JV: Brian Wilson must have been a tremendous person to learn from.
Terry: One of the best writers hands down in the business that I know of. Nothing disparaging against anyone else. I obviously had some close working with him, and I was wide–eyed. Between him and Buzz Bennett, everything they would bother to babble at me or waste their time with me on, I would just sit there like a sponge.

JV: Are you the Creative Director for the CBS cluster there in Detroit?
Terry: No. There is no official cluster Creative Director because we are in so many different buildings. Now, I am called on to do things for stations that are not mine fairly often, and for the group fairly often, but to say that I’m the cluster Creative Director or CSD or Production Director is a stretch. There are some talented guys in our group, but we’re all in different buildings, so that kind of corroboration is not possible.

I’m in charge directly of WYCD and WOMC, a country and a classic hits station here in Detroit.
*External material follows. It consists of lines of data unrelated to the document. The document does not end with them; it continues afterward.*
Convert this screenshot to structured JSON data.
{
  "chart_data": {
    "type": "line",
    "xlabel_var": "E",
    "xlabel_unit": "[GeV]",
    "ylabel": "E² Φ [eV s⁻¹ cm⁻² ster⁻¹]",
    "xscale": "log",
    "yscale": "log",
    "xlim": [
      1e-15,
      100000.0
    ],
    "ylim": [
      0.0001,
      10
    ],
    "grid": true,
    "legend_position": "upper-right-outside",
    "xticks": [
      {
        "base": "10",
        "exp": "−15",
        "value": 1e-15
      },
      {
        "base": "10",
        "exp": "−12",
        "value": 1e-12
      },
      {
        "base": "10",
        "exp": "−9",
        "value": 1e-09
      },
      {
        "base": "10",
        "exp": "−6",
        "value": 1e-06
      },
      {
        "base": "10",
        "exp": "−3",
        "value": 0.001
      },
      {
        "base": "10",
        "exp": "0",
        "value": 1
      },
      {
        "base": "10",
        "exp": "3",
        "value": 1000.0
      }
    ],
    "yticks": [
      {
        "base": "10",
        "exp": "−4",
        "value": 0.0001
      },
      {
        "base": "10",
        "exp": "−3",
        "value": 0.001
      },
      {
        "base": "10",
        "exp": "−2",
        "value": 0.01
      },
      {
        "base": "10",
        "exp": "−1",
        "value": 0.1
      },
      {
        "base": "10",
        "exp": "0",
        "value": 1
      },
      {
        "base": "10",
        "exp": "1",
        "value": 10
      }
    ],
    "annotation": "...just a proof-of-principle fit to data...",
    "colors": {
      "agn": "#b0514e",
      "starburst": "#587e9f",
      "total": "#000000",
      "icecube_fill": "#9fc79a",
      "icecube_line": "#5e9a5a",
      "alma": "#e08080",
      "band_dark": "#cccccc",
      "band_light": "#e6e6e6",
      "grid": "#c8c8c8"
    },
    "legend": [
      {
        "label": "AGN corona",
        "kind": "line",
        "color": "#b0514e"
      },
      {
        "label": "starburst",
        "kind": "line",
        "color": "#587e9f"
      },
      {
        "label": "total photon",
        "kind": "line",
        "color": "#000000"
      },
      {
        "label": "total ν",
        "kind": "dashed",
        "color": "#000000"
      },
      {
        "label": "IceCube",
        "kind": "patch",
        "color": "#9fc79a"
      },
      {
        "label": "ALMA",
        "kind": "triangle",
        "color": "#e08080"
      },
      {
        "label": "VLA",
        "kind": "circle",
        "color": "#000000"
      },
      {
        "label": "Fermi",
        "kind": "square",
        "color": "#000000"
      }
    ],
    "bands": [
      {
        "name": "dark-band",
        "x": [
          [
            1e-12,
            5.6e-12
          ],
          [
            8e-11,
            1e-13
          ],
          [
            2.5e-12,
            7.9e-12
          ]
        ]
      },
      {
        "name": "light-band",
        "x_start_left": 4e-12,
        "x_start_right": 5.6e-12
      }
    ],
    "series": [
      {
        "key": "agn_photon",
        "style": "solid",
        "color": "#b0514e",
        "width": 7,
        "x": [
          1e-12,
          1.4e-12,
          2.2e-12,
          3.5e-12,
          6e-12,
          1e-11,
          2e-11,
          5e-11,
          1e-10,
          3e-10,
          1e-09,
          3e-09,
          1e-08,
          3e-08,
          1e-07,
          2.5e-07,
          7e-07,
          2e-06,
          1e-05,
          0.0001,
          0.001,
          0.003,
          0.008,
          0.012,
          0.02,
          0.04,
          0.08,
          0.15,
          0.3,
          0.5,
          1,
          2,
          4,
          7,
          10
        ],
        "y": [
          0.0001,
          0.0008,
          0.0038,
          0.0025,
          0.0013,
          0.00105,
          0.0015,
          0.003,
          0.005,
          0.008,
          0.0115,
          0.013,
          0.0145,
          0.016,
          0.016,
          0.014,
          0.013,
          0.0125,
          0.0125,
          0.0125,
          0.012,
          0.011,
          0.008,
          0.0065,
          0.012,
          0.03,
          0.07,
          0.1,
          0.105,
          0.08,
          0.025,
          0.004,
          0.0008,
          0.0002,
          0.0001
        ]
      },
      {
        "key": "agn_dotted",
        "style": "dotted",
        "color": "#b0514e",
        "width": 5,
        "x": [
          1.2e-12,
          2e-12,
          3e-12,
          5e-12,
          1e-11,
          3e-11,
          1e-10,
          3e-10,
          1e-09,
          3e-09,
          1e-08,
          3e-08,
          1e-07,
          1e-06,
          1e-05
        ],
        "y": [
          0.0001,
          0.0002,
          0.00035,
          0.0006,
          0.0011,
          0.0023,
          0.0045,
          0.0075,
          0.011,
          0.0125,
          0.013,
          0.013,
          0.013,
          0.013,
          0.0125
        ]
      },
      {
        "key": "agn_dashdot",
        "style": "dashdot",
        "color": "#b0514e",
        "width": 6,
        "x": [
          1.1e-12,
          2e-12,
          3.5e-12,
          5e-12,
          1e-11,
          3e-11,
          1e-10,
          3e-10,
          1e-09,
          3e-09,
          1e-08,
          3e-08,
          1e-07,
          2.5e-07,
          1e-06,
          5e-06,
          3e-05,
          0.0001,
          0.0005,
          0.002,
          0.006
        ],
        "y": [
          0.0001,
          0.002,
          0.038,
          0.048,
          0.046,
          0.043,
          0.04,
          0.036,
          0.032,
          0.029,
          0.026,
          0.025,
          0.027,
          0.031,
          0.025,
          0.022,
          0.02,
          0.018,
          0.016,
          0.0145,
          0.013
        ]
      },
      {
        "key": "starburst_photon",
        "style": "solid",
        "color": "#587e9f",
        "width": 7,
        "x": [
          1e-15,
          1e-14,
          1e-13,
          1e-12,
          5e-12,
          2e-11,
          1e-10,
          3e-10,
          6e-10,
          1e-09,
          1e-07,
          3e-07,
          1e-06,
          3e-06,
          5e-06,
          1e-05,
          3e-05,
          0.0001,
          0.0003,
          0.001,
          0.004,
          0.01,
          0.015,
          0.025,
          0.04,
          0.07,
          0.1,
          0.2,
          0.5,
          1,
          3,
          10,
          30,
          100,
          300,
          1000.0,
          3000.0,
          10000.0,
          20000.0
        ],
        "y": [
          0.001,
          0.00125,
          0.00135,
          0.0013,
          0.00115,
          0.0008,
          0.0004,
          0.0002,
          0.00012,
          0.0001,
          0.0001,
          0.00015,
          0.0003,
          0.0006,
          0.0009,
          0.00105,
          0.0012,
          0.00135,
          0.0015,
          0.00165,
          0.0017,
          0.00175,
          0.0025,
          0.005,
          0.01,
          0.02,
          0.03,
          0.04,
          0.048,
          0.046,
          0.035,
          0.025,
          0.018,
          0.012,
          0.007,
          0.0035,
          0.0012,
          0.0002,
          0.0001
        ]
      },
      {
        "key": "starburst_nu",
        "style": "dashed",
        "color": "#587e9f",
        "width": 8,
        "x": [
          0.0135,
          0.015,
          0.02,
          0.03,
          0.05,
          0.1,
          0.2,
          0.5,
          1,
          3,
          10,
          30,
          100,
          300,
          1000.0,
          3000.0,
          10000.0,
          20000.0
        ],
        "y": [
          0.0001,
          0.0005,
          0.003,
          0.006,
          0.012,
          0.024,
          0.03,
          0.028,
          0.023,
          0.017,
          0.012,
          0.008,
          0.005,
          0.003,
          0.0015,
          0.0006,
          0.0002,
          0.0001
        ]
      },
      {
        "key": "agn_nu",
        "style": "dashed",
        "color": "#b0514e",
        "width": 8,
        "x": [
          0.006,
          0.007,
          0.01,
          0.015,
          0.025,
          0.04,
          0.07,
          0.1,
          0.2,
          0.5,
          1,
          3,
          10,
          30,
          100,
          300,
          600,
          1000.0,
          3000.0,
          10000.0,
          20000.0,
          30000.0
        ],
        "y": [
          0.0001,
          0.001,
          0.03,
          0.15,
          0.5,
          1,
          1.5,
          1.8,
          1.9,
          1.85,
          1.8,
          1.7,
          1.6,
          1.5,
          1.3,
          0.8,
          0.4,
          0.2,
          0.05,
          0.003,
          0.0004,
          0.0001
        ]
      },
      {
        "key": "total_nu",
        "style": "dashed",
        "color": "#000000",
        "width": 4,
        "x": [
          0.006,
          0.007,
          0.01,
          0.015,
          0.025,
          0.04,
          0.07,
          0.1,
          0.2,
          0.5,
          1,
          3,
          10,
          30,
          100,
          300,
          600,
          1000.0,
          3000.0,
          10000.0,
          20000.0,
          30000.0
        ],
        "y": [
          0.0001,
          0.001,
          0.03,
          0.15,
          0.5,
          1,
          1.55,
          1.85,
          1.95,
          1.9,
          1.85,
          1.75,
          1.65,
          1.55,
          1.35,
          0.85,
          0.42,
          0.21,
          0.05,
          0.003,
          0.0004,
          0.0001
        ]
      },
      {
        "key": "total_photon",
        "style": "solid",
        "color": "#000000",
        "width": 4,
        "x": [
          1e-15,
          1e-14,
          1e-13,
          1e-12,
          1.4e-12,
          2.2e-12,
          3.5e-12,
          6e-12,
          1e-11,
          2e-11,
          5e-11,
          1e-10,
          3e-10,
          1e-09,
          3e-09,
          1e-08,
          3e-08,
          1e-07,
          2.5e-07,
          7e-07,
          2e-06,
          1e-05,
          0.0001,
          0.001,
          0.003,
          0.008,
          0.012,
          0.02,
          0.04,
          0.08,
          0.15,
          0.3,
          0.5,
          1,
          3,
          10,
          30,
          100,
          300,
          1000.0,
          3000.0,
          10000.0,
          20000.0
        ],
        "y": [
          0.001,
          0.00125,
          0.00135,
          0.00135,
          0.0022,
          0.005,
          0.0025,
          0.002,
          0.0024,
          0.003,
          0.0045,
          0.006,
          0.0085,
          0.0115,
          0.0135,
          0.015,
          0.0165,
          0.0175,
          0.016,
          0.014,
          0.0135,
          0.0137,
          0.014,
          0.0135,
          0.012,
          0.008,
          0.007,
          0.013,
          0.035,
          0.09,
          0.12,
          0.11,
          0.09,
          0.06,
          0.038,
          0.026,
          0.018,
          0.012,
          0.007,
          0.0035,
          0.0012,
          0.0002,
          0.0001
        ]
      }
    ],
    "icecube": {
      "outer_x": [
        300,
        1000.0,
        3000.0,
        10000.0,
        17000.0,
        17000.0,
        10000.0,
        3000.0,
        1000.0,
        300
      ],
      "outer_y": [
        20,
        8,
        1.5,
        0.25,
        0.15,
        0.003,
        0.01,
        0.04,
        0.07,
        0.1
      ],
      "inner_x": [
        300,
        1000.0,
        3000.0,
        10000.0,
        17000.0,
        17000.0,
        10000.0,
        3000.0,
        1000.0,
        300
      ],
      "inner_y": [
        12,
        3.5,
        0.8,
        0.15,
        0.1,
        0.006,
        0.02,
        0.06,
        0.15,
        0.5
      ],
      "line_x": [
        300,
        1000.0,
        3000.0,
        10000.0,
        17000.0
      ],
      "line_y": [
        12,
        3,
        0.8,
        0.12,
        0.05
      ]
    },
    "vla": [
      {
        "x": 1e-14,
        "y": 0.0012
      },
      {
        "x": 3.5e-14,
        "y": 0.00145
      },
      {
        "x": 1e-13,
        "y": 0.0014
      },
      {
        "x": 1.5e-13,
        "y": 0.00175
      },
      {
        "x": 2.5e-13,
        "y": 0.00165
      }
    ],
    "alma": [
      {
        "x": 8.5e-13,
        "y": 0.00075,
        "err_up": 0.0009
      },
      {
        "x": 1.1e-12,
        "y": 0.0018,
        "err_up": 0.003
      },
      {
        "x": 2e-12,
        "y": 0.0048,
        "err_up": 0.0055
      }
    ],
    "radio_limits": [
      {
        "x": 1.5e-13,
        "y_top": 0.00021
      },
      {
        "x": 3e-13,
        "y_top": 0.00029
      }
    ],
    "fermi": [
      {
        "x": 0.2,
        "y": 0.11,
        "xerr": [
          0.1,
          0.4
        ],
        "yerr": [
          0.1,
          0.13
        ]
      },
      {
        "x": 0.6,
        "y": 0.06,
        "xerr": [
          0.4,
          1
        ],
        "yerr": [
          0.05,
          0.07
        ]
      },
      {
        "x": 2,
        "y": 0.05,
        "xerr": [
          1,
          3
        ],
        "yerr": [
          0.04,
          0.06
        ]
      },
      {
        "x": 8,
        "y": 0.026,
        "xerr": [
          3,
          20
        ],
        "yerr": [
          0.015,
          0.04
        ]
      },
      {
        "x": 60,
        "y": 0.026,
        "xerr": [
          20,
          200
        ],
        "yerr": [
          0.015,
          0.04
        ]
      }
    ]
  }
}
I’m also responsible for about five internet radio stations and HD stations, ranging anywhere from Super Oldies -- the whole Motown do–wop thing -- to Alternative Country, to Psychic Radio, which is a talk radio station with live astrologers, mediums and the like, taking phone calls. When we were putting together the station, they were looking for a slogan. I said jokingly, “We know you’re listening.” Greg Strassell loved it, and that’s been the slogan of the station since sign on. You’ve got to do something like that a little different. The imaging is very ethereal/techno sounding. We have a Brit with a higher register male voice doing the VO, and the bumper music and the music we use in imaging and the like is a cross between Lilith Fair, pop radio, and alternative. There are well over 1 million unique listeners regularly, so they’re doing pretty well.